Various figures in AI research have acknowledged the importance of compute for AI progress (e.g. Lecun, Bengio and Hinton, 2015). Since the training of neural networks is a somewhat parallel information processing problem (Schmidhuber, 2015), training speedups can readily be achieved by adding more compute, or by using processors with many thousands of cores (such as GPUs).
Additional compute, as well as specialised compute that exploits algorithm parallelizability, has enabled increases in the number of parameters of neural networks and in the size of data sets that those networks can be trained on, which has contributed to improved models (Brundage, 2016).
Moreover, the amount of money spent on compute has also been increasing. It has been estimated that, the cost of the largest AI experiments increases by an order of magnitude approximately every 1.1 – 1.4 years (AI Impacts, 2018).
Hence, we have the following rough picture:
More spending on compute + cheaper compute driven by Moore's law -> larger models trained on larger data sets -> better models
On the supply-side, we have Moore's law setting the pace for improvements in price-performance of hardware. The processes driving Moore's law were in place long before the advent of AI and are likely to be mostly independent of how much AI labs demand more compute. We can therefore consider price-performance trends mostly in isolation from demand-side considerations.
On the demand side, it's unclear how larger models and larger data sets will contribute to AI progress. Empirically, it has been observed that for SOTA models in translation, language modelling, image classification and speech recognition there are diminishing marginal returns to data set size in terms of reducing generalization error (Hestness et al., 2017).
Supply side
- By how much will hardware manufacturers be able to increase compute performance in the future?
- e.g. what will the mean of the year-over-year growth rate of the sum of teralops of the all 500 supercomputers in the TOP500 be in the three-year period ending 2027?
- e.g. what will the average year-over-year decline in price-per-teraflops from 2024 to 2027 for Nvidia GPUs be?
- If performance improvements level off, e.g. price performance improves at single-digits year-over-year, when will this happen?
- Do application specific integrated circuits for deep learning (such as TPUs or IPUs) have more potential for generating training speedups?
Demand side
- To what extent will increased model size, and models trained on more data result in substantial economic advantages for particular applications?
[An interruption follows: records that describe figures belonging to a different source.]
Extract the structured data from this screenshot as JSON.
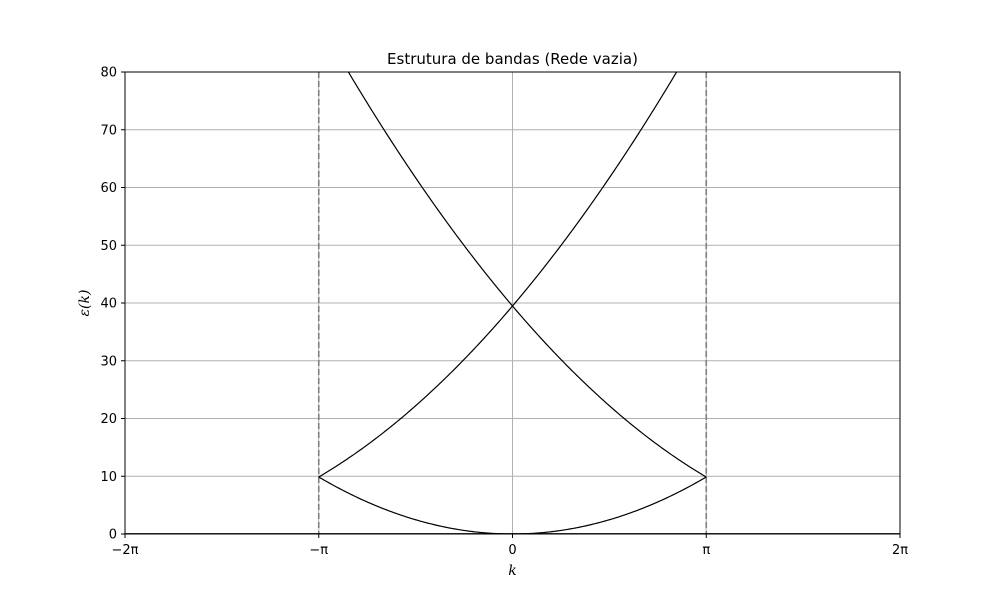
{
  "chart_data": {
    "type": "line",
    "title": "Estrutura de bandas (Rede vazia)",
    "xlabel": "k",
    "ylabel": "ε(k)",
    "xlim": [
      -6.2832,
      6.2832
    ],
    "ylim": [
      0,
      80
    ],
    "x_ticks": [
      {
        "value": -6.2832,
        "label": "−2π"
      },
      {
        "value": -3.1416,
        "label": "−π"
      },
      {
        "value": 0,
        "label": "0"
      },
      {
        "value": 3.1416,
        "label": "π"
      },
      {
        "value": 6.2832,
        "label": "2π"
      }
    ],
    "y_ticks": [
      0,
      10,
      20,
      30,
      40,
      50,
      60,
      70,
      80
    ],
    "grid": true,
    "brillouin_zone_boundaries": [
      -3.1416,
      3.1416
    ],
    "bands": [
      {
        "shift": 0,
        "coefficient": 1.0,
        "domain": [
          -3.1416,
          3.1416
        ]
      },
      {
        "shift": 6.2832,
        "coefficient": 1.0,
        "domain": [
          -3.1416,
          3.1416
        ]
      },
      {
        "shift": -6.2832,
        "coefficient": 1.0,
        "domain": [
          -3.1416,
          3.1416
        ]
      }
    ],
    "baseline": {
      "y": 0,
      "domain": [
        -6.2832,
        6.2832
      ]
    },
    "colors": {
      "band": "#000000",
      "grid": "#b0b0b0",
      "boundary": "#808080",
      "axes": "#000000"
    }
  }
}
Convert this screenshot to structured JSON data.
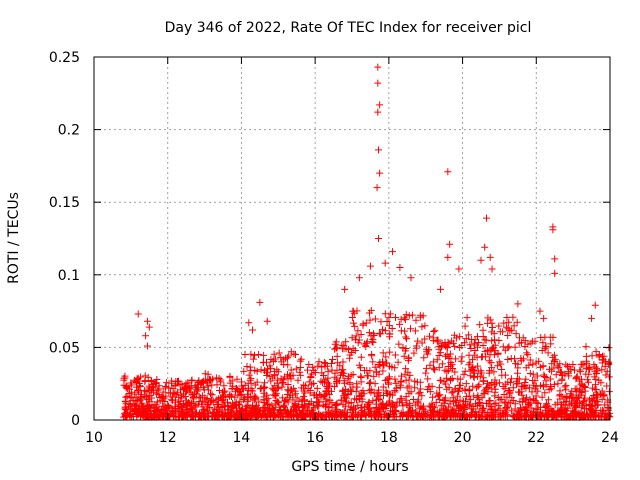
{
  "chart_data": {
    "type": "scatter",
    "title": "Day 346 of 2022, Rate Of TEC Index for receiver picl",
    "xlabel": "GPS time / hours",
    "ylabel": "ROTI / TECUs",
    "xlim": [
      10,
      24
    ],
    "ylim": [
      0,
      0.25
    ],
    "xticks": [
      10,
      12,
      14,
      16,
      18,
      20,
      22,
      24
    ],
    "yticks": [
      0,
      0.05,
      0.1,
      0.15,
      0.2,
      0.25
    ],
    "xtick_labels": [
      "10",
      "12",
      "14",
      "16",
      "18",
      "20",
      "22",
      "24"
    ],
    "ytick_labels": [
      "0",
      "0.05",
      "0.1",
      "0.15",
      "0.2",
      "0.25"
    ],
    "grid": true,
    "marker": "+",
    "color": "#ff0000",
    "series": [
      {
        "name": "ROTI",
        "points": [
          [
            11.2,
            0.073
          ],
          [
            11.45,
            0.068
          ],
          [
            11.5,
            0.064
          ],
          [
            11.4,
            0.058
          ],
          [
            11.45,
            0.051
          ],
          [
            14.5,
            0.081
          ],
          [
            14.2,
            0.067
          ],
          [
            14.7,
            0.068
          ],
          [
            14.3,
            0.062
          ],
          [
            17.7,
            0.243
          ],
          [
            17.7,
            0.232
          ],
          [
            17.75,
            0.217
          ],
          [
            17.7,
            0.212
          ],
          [
            17.72,
            0.186
          ],
          [
            17.75,
            0.17
          ],
          [
            17.68,
            0.16
          ],
          [
            17.72,
            0.125
          ],
          [
            17.5,
            0.106
          ],
          [
            18.1,
            0.116
          ],
          [
            17.9,
            0.108
          ],
          [
            18.3,
            0.105
          ],
          [
            19.6,
            0.171
          ],
          [
            19.65,
            0.121
          ],
          [
            19.6,
            0.112
          ],
          [
            19.9,
            0.104
          ],
          [
            20.65,
            0.139
          ],
          [
            20.6,
            0.119
          ],
          [
            20.75,
            0.112
          ],
          [
            20.5,
            0.11
          ],
          [
            20.8,
            0.104
          ],
          [
            22.45,
            0.133
          ],
          [
            22.45,
            0.131
          ],
          [
            22.5,
            0.111
          ],
          [
            22.5,
            0.101
          ],
          [
            22.1,
            0.075
          ],
          [
            22.2,
            0.07
          ],
          [
            23.6,
            0.079
          ],
          [
            23.5,
            0.07
          ],
          [
            16.8,
            0.09
          ],
          [
            17.2,
            0.098
          ],
          [
            18.6,
            0.098
          ],
          [
            21.5,
            0.08
          ],
          [
            19.4,
            0.09
          ]
        ]
      }
    ]
  }
}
- How much will AI labs spend on training a translation mode/ language model/ image classifier/ speech recognition model?
- e.g. What is the cost of hardware used in the most expensive AI experiment by the end of 2024?
- How strongly will the returns to increasing training data set size diminish for different applications in the future?
- Will innovations improve the data efficiency of deep learning methods?
- How strongly will the returns to model size diminish for different applications in the future?